Data are presented as No. (%) unless otherwise indicated. Bolded values represent significant associations (P < .05).

Abbreviations: CDC, Centers for Disease Control and Prevention; HIV, human immunodeficiency virus; IDU, injection drug use; IQR, interquartile range; PrEP, preexposure prophylaxis.

Past PrEP Exposure

At baseline, 68 individuals (36.8% of HIV-negative cohort) had ever heard of PrEP. Twenty-seven (14.6%) had been offered PrEP by a previous provider, and 7 (3.8%) took PrEP before the study. There were no significant differences in having heard of PrEP (P = 1), being offered PrEP previously (P = .77), or prior PrEP use (P = .30) between the PrEP and No PrEP subgroups. Individuals who expressed interest in taking PrEP were more likely to initiate PrEP than those who did not express initial interest (P < .001).

HIV Risk Behaviors

When asked about rationale to initiate PrEP, 11 participants (37.9% of the PrEP subgroup) named both drug use and sex as motivations to start, 9 individuals (31%) were uniquely motivated by IDU risk, and 8 individuals (27.6%) were motivated by sexual risk alone.

Self-perception of being at risk for HIV was low in both the PrEP subgroup (3 subjects [10.3% of subgroup]) and the No PrEP subgroup (19 [12.2%]) and was not associated with PrEP uptake (P = 1).

Baseline risk behaviors were similar between subgroups.

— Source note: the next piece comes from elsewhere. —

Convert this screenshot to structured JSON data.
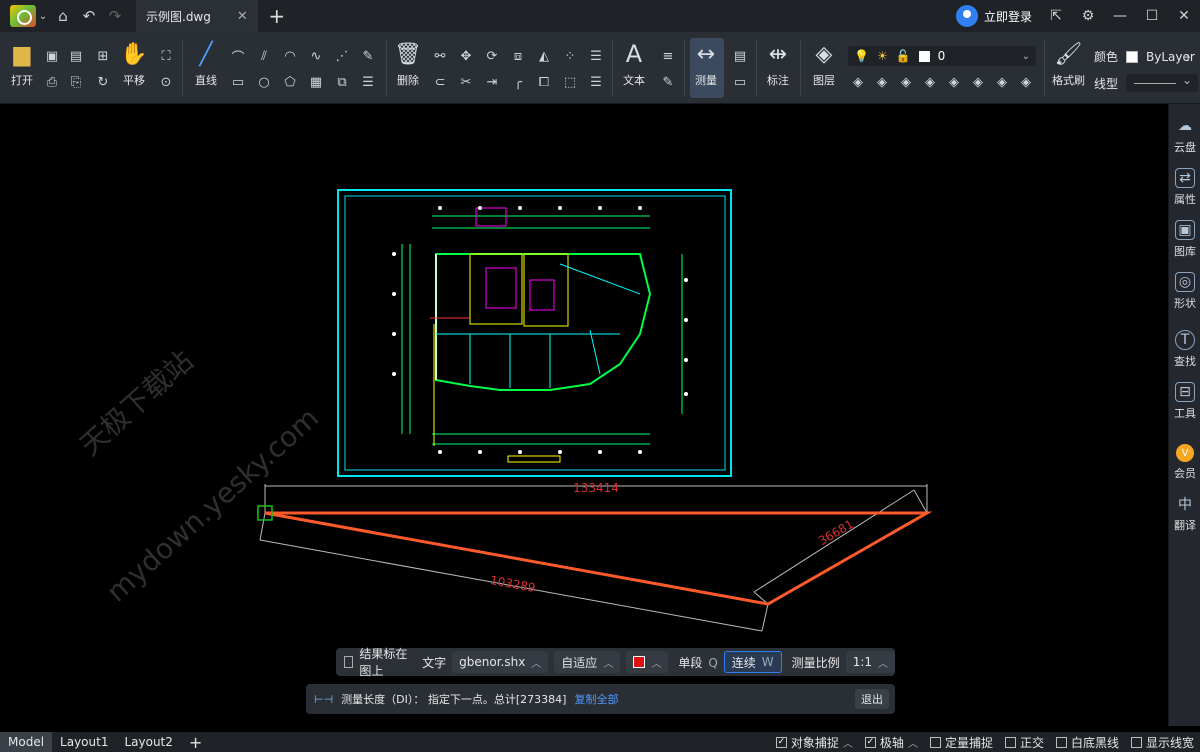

Both populations reported high rates of daily or greater drug use frequency (21 [72.4%] vs 93 [59.6%]; P = .22) and moderate rates of receptive needle sharing (7 [24.1%] vs 17 [10.9%]; P = .07) and receptive injection equipment sharing (8 [27.6%] vs 46 [29.5%]; P = 1) over the past year. Previous year sexual practices, including activity, number of partners, condomless anal or vaginal sex, and transactional sex, did not significantly differ between subgroups (P > .05).

HIV Risk Assessment

Among HIV-negative subjects, 116 people (62.7%) met 2014 CDC criteria for PrEP initiation based on risk from IDU (82 [44.3%]), sex (9 [4.9%]), or both (25 [13.5%]). Ninety participants (48.7%) met 2017 CDC PrEP criteria. The PrEP subgroup was more likely to meet both IDU and sexual indication for PrEP initiation by 2014 (P = .006) and 2017 CDC guidelines (P = .002) compared to the No PrEP subgroup (Table 1).

Regarding baseline HRBS, the PrEP and No PrEP subgroups had comparable scores from drug use risk-taking (P = .34), sexual risk-taking (P = .85), and composite risk-taking scores (P = .40).

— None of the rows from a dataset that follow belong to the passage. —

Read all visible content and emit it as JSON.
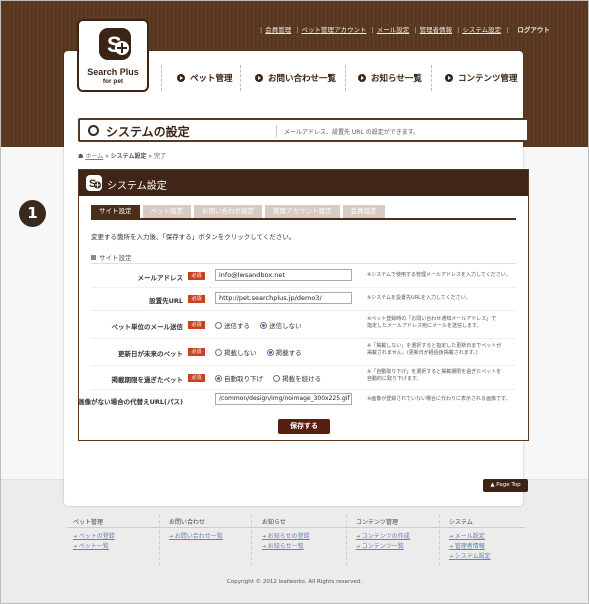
{
  "colors": {
    "brand_dark": "#3b2414",
    "header_bg": "#5a3820",
    "required": "#c8421e",
    "save": "#5a1e10"
  },
  "topnav": {
    "items": [
      "会員管理",
      "ペット管理アカウント",
      "メール設定",
      "管理者情報",
      "システム設定"
    ],
    "logout": "ログアウト"
  },
  "logo": {
    "line1": "Search Plus",
    "line2": "for pet"
  },
  "globalnav": [
    "ペット管理",
    "お問い合わせ一覧",
    "お知らせ一覧",
    "コンテンツ管理"
  ],
  "page": {
    "title": "システムの設定",
    "description": "メールアドレス、設置先 URL の設定ができます。"
  },
  "breadcrumb": {
    "home": "ホーム",
    "sep1": "»",
    "current": "システム設定",
    "sep2": "»",
    "status": "完了"
  },
  "step_badge": "1",
  "panel": {
    "title": "システム設定",
    "tabs": [
      "サイト設定",
      "ペット設定",
      "お問い合わせ設定",
      "管理アカウント設定",
      "会員設定"
    ],
    "intro": "変更する箇所を入力後、「保存する」ボタンをクリックしてください。",
    "section": "サイト設定",
    "required_label": "必須",
    "rows": [
      {
        "label": "メールアドレス",
        "value": "info@lwsandbox.net",
        "note": "※システムで使用する管理メールアドレスを入力してください。"
      },
      {
        "label": "設置先URL",
        "value": "http://pet.searchplus.jp/demo3/",
        "note": "※システムを設置先URLを入力してください。"
      },
      {
        "label": "ペット単位のメール送信",
        "options": [
          "送信する",
          "送信しない"
        ],
        "selected": 1,
        "note": "※ペット登録時の「お問い合わせ通知メールアドレス」で\n指定したメールアドレス宛にメールを送信します。"
      },
      {
        "label": "更新日が未来のペット",
        "options": [
          "掲載しない",
          "掲載する"
        ],
        "selected": 1,
        "note": "※「掲載しない」を選択すると指定した更新日までペットが\n掲載されません。(更新日が経過後掲載されます。)"
      },
      {
        "label": "掲載期限を過ぎたペット",
        "options": [
          "自動取り下げ",
          "掲載を続ける"
        ],
        "selected": 0,
        "note": "※「自動取り下げ」を選択すると掲載期限を過ぎたペットを\n自動的に取り下げます。"
      },
      {
        "label": "画像がない場合の代替えURL(パス)",
        "value": "/common/design/img/noimage_300x225.gif",
        "note": "※画像が登録されていない場合に代わりに表示される画像です。"
      }
    ],
    "save": "保存する"
  },
  "pagetop": "▲  Page Top",
  "footer": {
    "columns": [
      {
        "title": "ペット管理",
        "links": [
          "ペットの登録",
          "ペット一覧"
        ]
      },
      {
        "title": "お問い合わせ",
        "links": [
          "お問い合わせ一覧"
        ]
      },
      {
        "title": "お知らせ",
        "links": [
          "お知らせの登録",
          "お知らせ一覧"
        ]
      },
      {
        "title": "コンテンツ管理",
        "links": [
          "コンテンツの作成",
          "コンテンツ一覧"
        ]
      },
      {
        "title": "システム",
        "links": [
          "メール設定",
          "管理者情報",
          "システム設定"
        ]
      }
    ],
    "copyright": "Copyright © 2012 leafworks. All Rights reserved."
  }
}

Clinicians recommended PrEP to 94 individuals (50.8%) within the HIV-negative cohort. Of those, 21 subjects initiated PrEP (72.4% of PrEP subgroup) and 73 did not (46.8% of No PrEP subgroup). Clinician recommendation was significantly associated with PrEP uptake (P = .02). For the 8 PrEP subgroup members without initial recommendation to initiate PrEP, 6 (75%) subsequently met criteria due to emergent risk from IDU (4 [50%]) or sex (2 [25%]) after they started PrEP. The remaining 2 (6.9% of PrEP subgroup) requested PrEP in the absence of self-reported behavioral risk factors.

Retention

Median treatment duration for individuals on PrEP was 104 days (IQR, 28–276 days). Eight participants (27.6% of the PrEP subgroup, 4.3% of the HIV-negative cohort) were retained on PrEP through the week 48 timepoint. Twenty-five (86.2% of subgroup) remained on PrEP at week 4, 21 (72.4%) at week 12, 13 (44.8%) at week 24, and 9 (31%) at week 36 (Figure 1).

Figure 1.

A Novel Model of Hepatitis C Treatment as Anchor to Prevent HIV, Initiate Opioid Substitution Therapy, and Reduce Risky Behavior (ANCHOR) preexposure prophylaxis (PrEP) study enrollment and participant retention along the PrEP continuum. Abbreviations: ANCHOR, A Novel Model of Hepatitis C Treatment as Anchor to Prevent HIV, Initiate Opioid Substitution Therapy, and Reduce Risky Behavior; HIV, human immunodeficiency virus; PrEP, preexposure prophylaxis.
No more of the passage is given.